The famed Budweiser Clydesdales pull a red beer wagon through downtown Lawrence on Saturday, April 20, 2019. More than 200 people showed up downtown to watch the horses, which were visiting local liquor stores to celebrate Kansas' new law allowing grocery and convenience stores to sell full-strength beer.

Some of the hundreds of volunteers who staffed the COVID-19 vaccination clinics at the Douglas County fairgrounds will be back there next week, but this time they won’t have to deliver any shots.

Good thing, too, because the line of visitors that will be at the fairgrounds this time would require a pretty big needle.

Lawrence’s Anheuser-Busch distributor is bringing the famed Budweiser Clydesdales to the Douglas County 4-H Fairgrounds on Thursday, Oct. 14, as part of a celebration to honor volunteers and other first responders who have helped with the community’s COVID-19 response over the last year.

Lawrence-based O’Malley Beverage has won one of the top awards in the entire Anheuser-Busch company, and as a reward, O’Malley gets to use the Clydesdales for a few events. O’Malley President Kevin O’Malley said it was an easy decision to use the horses as a centerpiece for an event to thank first responders and volunteers.

The event is by invitation, but O’Malley said he expects more than 200 volunteers, first responders and their families to be at the fairgrounds on Thursday evening. Invitations were sent via email through the community’s Unified Command, which includes KU, the city, the county, the health department, LMH and other organizations that coordinated the community’s COVID-19 response. If you are a volunteer or first responder who doesn’t receive an invitation in the coming days, check with the organization you worked with during COVID to get an invitation.

The event will be in the open-air pavilion of the fairgrounds to ensure that large groups of people aren’t gathering together inside. O’Malley, as you might expect, will ensure there are plenty of beverages and other favors at the event.

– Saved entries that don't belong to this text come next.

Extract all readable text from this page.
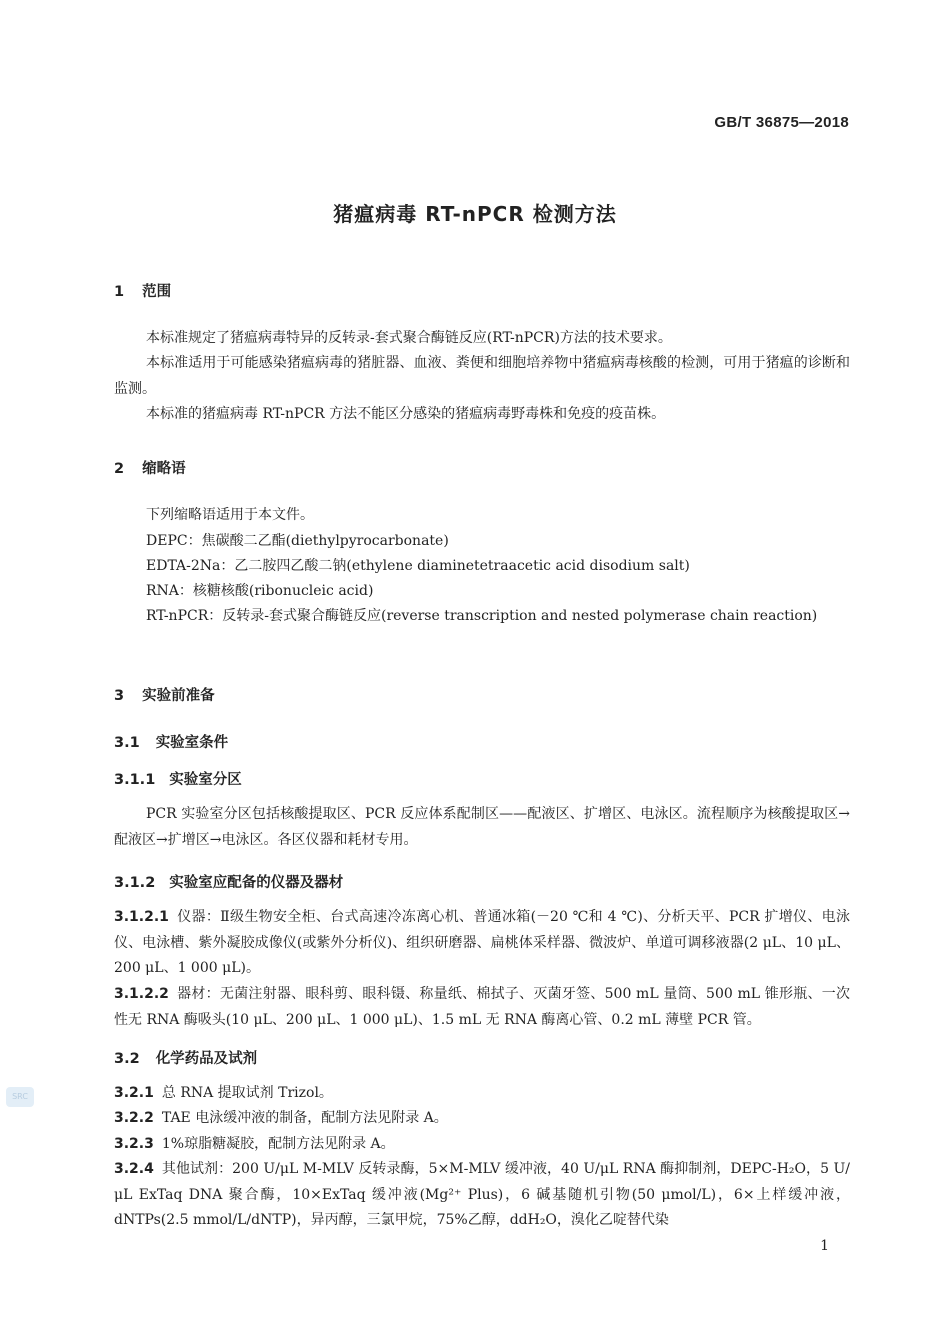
GB/T 36875—2018
猪瘟病毒 RT-nPCR 检测方法
SRC
1 范围
本标准规定了猪瘟病毒特异的反转录-套式聚合酶链反应(RT-nPCR)方法的技术要求。
本标准适用于可能感染猪瘟病毒的猪脏器、血液、粪便和细胞培养物中猪瘟病毒核酸的检测，可用于猪瘟的诊断和监测。
本标准的猪瘟病毒 RT-nPCR 方法不能区分感染的猪瘟病毒野毒株和免疫的疫苗株。
2 缩略语
下列缩略语适用于本文件。
DEPC：焦碳酸二乙酯(diethylpyrocarbonate)
EDTA-2Na：乙二胺四乙酸二钠(ethylene diaminetetraacetic acid disodium salt)
RNA：核糖核酸(ribonucleic acid)
RT-nPCR：反转录-套式聚合酶链反应(reverse transcription and nested polymerase chain reaction)
3 实验前准备
3.1 实验室条件
3.1.1 实验室分区
PCR 实验室分区包括核酸提取区、PCR 反应体系配制区——配液区、扩增区、电泳区。流程顺序为核酸提取区→配液区→扩增区→电泳区。各区仪器和耗材专用。
3.1.2 实验室应配备的仪器及器材
3.1.2.1 仪器：Ⅱ级生物安全柜、台式高速冷冻离心机、普通冰箱(－20 ℃和 4 ℃)、分析天平、PCR 扩增仪、电泳仪、电泳槽、紫外凝胶成像仪(或紫外分析仪)、组织研磨器、扁桃体采样器、微波炉、单道可调移液器(2 μL、10 μL、200 μL、1 000 μL)。
3.1.2.2 器材：无菌注射器、眼科剪、眼科镊、称量纸、棉拭子、灭菌牙签、500 mL 量筒、500 mL 锥形瓶、一次性无 RNA 酶吸头(10 μL、200 μL、1 000 μL)、1.5 mL 无 RNA 酶离心管、0.2 mL 薄壁 PCR 管。
3.2 化学药品及试剂
3.2.1 总 RNA 提取试剂 Trizol。
3.2.2 TAE 电泳缓冲液的制备，配制方法见附录 A。
3.2.3 1%琼脂糖凝胶，配制方法见附录 A。
3.2.4 其他试剂：200 U/μL M-MLV 反转录酶，5×M-MLV 缓冲液，40 U/μL RNA 酶抑制剂，DEPC-H₂O，5 U/μL ExTaq DNA 聚合酶，10×ExTaq 缓冲液(Mg²⁺ Plus)，6 碱基随机引物(50 μmol/L)，6×上样缓冲液，dNTPs(2.5 mmol/L/dNTP)，异丙醇，三氯甲烷，75%乙醇，ddH₂O，溴化乙啶替代染
1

O’Malley is the distributor of Budweiser and Anheuser-Busch products throughout Douglas County and five other surrounding counties. Come to find out, it also is one of the very top distributors in the entire country. O’Malley has been named an Anheuser-Busch Ambassador of Excellence after being rated as one of the top distributors in the country for four straight years.

Out of approximately 425 Anheuser-Busch distributors, there are only 10 ambassadors of excellence in the company.

“To be honest, this really encompasses everything Anheuser-Busch expects their wholesalers to do,” O’Malley said. “It is community involvement, sales, execution of our joint business plan, everything.”

O’Malley credited the company’s approximately 35 employees with upholding the high standards to win the award. The company actually qualified to be an ambassador and have a Clydesdale appearance last year, but Budweiser did not travel with the famed team of horses due to COVID precautions.

In fact, last year, O’Malley won the “national championship” among all wholesalers, receiving the highest score in the quality competition.

O’Malley said he’s looking forward to the celebration as many of his company’s customers were hit extremely hard by the pandemic. As has been well-documented, many bars and restaurants were devastated by shutdowns related to the pandemic. However, O’Malley did have its best year on record in 2020 because of an immense uptick in alcohol sales at liquor stores, grocery stores and other retailers who sold alcohol to take home.

“People were just filling the cupboards,” O’Malley said.

He said there are signs that the bar and restaurant business is bouncing back, although they are reporting major struggles in finding enough workers.

Any bounce-back is in part due to the efforts of first responders and volunteers to get people vaccinated. O’Malley said he reached out to members of the health department about hosting a thank you event, and he said they were excited about the event as long as it could be done in the open-air environment.

O’Malley said he thinks people will find the majestic horses — they all are at least 6 feet tall and weigh between 1,800 and 2,300 pounds — fun to see.

“The real pleasure of the thing is you will be able to get up close to the Clydesdales,” he said.

This isn’t the first time the big horses have been in Lawrence. The team was in town in 2019 as part of a celebration of a change in state law that allowed full-strength beer sales in grocery stores. The horses also were in town in 2006, but this will be the longest that the horses have been in the community.

In addition to the Thursday event, O’Malley also is hosting a private event on Friday, Oct. 15, for restaurants, bars, liquor stores and other customers of the distributor. The company also will have an event on Saturday, Oct. 16, for its employees.